Here the probability distribution that we use depends upon the size of our sample. If our sample size is n, then the number of degrees of freedom is n-1. For instance, a sample size of 22 would require us to use the row of the t-score table with 21 degrees of freedom.

The use of a chi-square distribution also requires the use of degrees of freedom. Here, in an identical manner as with the t-score distribution, the sample size determines which distribution to use. If the sample size is n, then there are n-1 degrees of freedom.

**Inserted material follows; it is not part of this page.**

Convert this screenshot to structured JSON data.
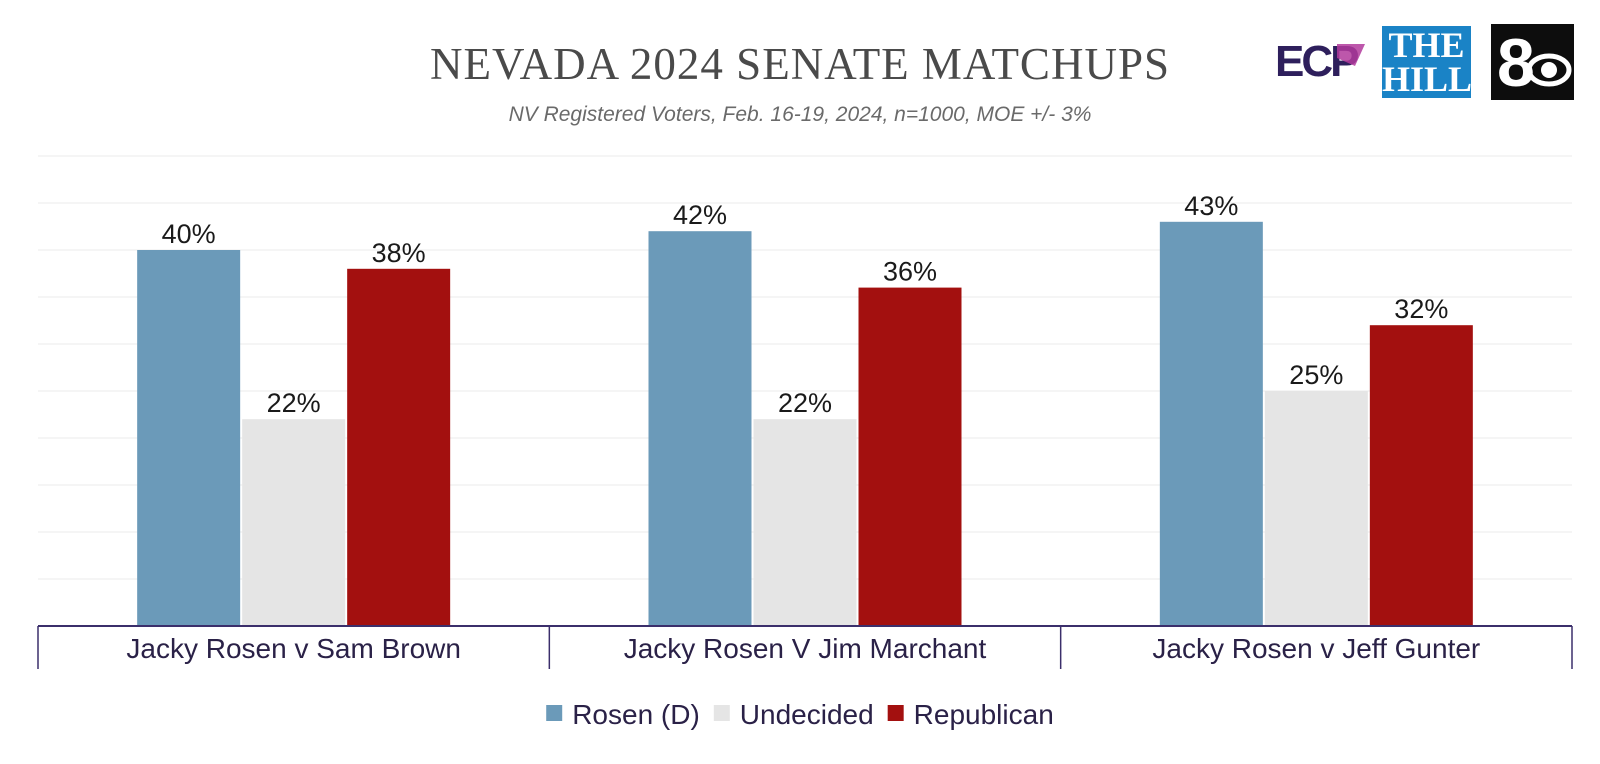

Standard Deviation and Advanced Techniques

Another place where degrees of freedom show up is in the formula for the standard deviation. This occurrence is not as overt, but we can see it if we know where to look. To find a standard deviation we are looking for the "average" deviation from the mean. However, after subtracting the mean from each data value and squaring the differences, we end up dividing by n-1 rather than n as we might expect.

The presence of the n-1 comes from the number of degrees of freedom. Since the n data values and the sample mean are being used in the formula, there are n-1 degrees of freedom.

More advanced statistical techniques use more complicated ways of counting the degrees of freedom. When calculating the test statistic for two means with independent samples of n1 and n2 elements, the number of degrees of freedom has quite a complicated formula. It can be estimated by using the smaller of n1-1 and n2-1

Another example of a different way to count the degrees of freedom comes with an F test. In conducting an F test we have k samples each of size n—the degrees of freedom in the numerator is k-1 and in the denominator is k(n-1).